In concurrent programs there are many workflow lines. The sentences are not run following the same order as in a sequential program the would do.

In concurrent programs sequential order between sentences is still relevant. Nevertheless, in concurrent programs the order is only partial while in sequential programs the order is strict.

Concurrent flowchart example

In concurrent programs the sequencing for concurrent processes is called synchronization.

The partial order implies that concurrent programs does not have to be deterministic, that is, the application results with the same input data will not always be equal.

Indeterminism

Having different outputs for the same inputs does not means that a concurrent program has any bug or malfunction.

Look at the following pseudo code example

public class TestClass {
    int x;

    public void testMethod1() {
        for (int i=1; i <= 5; i++) {
            x++;
        }
    }
    public void testMethod2() {
        for (int j=1; j <= 5; j++) {
            x++;
        }
    }
    public void sequential() {
        x = 0;
        testMethod1();
        testMethod2();
        System.out.println(x);
    }
    public void parallel() {
        x = 0;
        // cobegin-coend means that both methods are run simultaneously
        // These sentences doesn't exist in Java. They are used for 
        // sample purposes
        cobegin
            testMethod1();
            testMethod2();
        coend
        System.out.println(x);
    }
}

¿Which is the value for variable x after sequential method is run?

¿Which is the value for variable x after parallel method is run?

Historical review

The nature and models of interaction between processes of a concurrent program were studied and described by Dijkstra (1968), Brinch Hansen (1973) and Hoare (1974).

The academic study of concurrent algorithms started in the 1960s and they are the foundation for multiprocess operating systems in the 70's and 80's.

Concurrent programs inherent indeterminism makes its analysis and validation more complex.
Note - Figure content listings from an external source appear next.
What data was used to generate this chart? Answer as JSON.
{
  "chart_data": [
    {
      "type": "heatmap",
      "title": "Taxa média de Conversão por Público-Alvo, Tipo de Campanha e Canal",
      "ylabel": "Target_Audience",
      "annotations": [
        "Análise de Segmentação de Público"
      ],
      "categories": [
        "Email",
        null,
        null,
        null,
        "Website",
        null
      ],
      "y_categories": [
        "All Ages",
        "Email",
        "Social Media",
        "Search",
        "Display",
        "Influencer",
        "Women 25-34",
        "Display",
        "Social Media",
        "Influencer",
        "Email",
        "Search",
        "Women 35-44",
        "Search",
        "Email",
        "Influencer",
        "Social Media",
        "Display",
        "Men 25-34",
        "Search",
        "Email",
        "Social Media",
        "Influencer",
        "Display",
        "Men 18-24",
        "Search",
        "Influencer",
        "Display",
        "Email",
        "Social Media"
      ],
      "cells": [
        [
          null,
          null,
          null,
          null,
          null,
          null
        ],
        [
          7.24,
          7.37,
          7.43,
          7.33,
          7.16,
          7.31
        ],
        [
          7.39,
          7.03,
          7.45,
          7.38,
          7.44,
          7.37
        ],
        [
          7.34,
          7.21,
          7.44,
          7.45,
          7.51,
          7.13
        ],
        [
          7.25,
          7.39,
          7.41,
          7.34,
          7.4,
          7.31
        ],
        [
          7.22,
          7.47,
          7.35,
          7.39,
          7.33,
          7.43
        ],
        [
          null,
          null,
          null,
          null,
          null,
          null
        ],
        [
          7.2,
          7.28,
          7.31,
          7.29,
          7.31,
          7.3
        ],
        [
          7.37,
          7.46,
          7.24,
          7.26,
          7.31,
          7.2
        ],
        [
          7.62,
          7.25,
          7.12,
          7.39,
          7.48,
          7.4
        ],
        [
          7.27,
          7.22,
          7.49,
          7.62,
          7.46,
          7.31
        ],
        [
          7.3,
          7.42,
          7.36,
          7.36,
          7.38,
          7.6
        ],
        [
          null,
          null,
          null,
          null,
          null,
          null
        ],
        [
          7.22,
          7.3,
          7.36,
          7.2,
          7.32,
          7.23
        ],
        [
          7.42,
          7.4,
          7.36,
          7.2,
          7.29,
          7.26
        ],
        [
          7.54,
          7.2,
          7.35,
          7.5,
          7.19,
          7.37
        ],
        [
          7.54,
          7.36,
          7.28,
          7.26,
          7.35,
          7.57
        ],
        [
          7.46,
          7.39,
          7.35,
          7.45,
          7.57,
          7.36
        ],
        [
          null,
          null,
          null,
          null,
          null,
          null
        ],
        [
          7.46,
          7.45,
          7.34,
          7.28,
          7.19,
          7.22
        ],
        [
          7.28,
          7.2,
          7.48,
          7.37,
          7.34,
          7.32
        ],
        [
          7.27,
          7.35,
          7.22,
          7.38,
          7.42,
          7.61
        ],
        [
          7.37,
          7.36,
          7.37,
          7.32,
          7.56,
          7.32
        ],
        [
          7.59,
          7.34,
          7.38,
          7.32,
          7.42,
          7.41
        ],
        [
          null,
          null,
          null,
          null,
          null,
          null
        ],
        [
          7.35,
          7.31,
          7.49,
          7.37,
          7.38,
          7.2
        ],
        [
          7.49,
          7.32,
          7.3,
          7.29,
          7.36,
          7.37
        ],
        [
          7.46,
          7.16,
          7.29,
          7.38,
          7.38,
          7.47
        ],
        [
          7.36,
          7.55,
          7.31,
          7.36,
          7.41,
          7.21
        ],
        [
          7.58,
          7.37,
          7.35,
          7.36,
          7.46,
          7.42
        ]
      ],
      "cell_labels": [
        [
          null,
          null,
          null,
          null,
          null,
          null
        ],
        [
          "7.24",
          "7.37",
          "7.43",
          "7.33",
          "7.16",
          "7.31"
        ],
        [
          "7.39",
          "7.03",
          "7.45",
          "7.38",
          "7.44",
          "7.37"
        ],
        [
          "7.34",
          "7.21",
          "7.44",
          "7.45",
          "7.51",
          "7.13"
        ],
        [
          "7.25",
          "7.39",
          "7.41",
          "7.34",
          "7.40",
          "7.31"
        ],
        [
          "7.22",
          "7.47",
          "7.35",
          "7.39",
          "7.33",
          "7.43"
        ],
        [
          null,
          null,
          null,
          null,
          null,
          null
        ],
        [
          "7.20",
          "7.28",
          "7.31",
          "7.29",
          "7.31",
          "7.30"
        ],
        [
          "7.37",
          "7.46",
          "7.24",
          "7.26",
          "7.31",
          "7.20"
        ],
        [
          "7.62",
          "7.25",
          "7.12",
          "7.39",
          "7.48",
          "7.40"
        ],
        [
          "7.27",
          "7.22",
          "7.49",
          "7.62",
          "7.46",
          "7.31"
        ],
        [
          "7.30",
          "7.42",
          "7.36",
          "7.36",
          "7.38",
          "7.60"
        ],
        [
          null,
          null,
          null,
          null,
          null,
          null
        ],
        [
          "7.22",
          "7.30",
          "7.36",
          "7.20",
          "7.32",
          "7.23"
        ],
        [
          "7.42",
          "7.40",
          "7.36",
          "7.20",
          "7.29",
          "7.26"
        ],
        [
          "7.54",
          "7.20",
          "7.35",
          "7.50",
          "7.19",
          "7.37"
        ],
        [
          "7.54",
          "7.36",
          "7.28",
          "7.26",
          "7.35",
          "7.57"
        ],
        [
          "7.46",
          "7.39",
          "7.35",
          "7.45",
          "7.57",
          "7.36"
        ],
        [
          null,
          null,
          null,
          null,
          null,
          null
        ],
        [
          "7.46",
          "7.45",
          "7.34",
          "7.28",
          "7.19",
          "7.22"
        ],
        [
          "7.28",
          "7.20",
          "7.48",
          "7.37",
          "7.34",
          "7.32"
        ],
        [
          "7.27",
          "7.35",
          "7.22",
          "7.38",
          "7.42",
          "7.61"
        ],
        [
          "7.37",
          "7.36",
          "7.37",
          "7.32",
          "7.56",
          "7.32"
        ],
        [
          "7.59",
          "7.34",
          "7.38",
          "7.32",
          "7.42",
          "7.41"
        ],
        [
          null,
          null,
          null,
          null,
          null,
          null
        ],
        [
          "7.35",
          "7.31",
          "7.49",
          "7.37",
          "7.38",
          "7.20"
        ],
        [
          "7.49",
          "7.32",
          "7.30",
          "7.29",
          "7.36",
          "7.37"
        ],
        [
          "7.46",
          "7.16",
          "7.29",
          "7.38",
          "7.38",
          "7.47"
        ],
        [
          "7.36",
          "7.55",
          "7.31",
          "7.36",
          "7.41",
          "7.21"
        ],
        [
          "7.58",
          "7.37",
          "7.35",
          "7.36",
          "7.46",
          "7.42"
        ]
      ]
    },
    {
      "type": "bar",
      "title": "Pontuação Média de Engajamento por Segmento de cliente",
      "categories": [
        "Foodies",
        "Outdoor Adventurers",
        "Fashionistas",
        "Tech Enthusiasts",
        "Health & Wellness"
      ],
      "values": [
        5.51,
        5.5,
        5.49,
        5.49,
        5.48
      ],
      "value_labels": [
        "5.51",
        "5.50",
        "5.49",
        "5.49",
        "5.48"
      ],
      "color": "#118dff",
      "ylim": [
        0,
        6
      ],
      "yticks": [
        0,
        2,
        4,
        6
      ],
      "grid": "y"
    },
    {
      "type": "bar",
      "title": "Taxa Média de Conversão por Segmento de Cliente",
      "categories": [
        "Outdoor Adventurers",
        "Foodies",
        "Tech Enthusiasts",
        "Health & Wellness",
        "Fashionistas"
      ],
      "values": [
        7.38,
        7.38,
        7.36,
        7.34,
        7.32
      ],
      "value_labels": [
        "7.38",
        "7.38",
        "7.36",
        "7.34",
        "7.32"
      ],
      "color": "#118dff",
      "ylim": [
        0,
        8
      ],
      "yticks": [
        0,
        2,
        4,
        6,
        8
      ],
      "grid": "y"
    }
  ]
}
However, to test a concurrent program (verify or debug) the same techniques as for sequential ones are needed, adding these new ones:

Sentences can be validated individually only if the are not engaged to shared variables.
If shared variables are used there can be many interference effects for concurrent sentences and testing can also become very difficult. warning
Only when sequencing between tasks is made by using explicit synchronization sentences, time is not relevant on the result.

Important

Three previous topics described above are the basis of concurrent programming.

👁️ To know them, to understand them and to apply them in the right way is all about what we are gonna learn all this course.

Threads vs processes

A thread is the unit of execution within a process. A thread is just one of the workflow lines a concurrent process can have. A process is a heavyweight running unit.

A process can have anywhere from just one thread (the main thread) to many threads. If a process has more than one thread, every thread is a lightweight running unit.

Processes	Threads
Have more than one thread	A thread always exists within a process
They are independent from others	They share the process resources
The OS manages them	The process manages them
they can communicate on the OS	The process manages their communication

Threads vs Processes

In the above image you can see the relationship in the way a thread is created and its related process.

The process resides in its memory address space. Threads share that memory area. In the process's address space every thread has its reserved area, but all of them can share the process's global memory and his open resources (files, sockets, etc.)..
We have already described a process PCD with the process information..
In a similar way, have their TCB (Thread Control Block) where the threads store their specific information (program counter, stack pointer, thread status, registers and a PCB pointer).

Services

A service is a process commonly started during OS boot. As it does not need user interaction services are run as daemons run in background mode.

They are called services because once started they are waiting for a process to ask them to do a task. As they have to manage request from several processes they usually are multithread programs.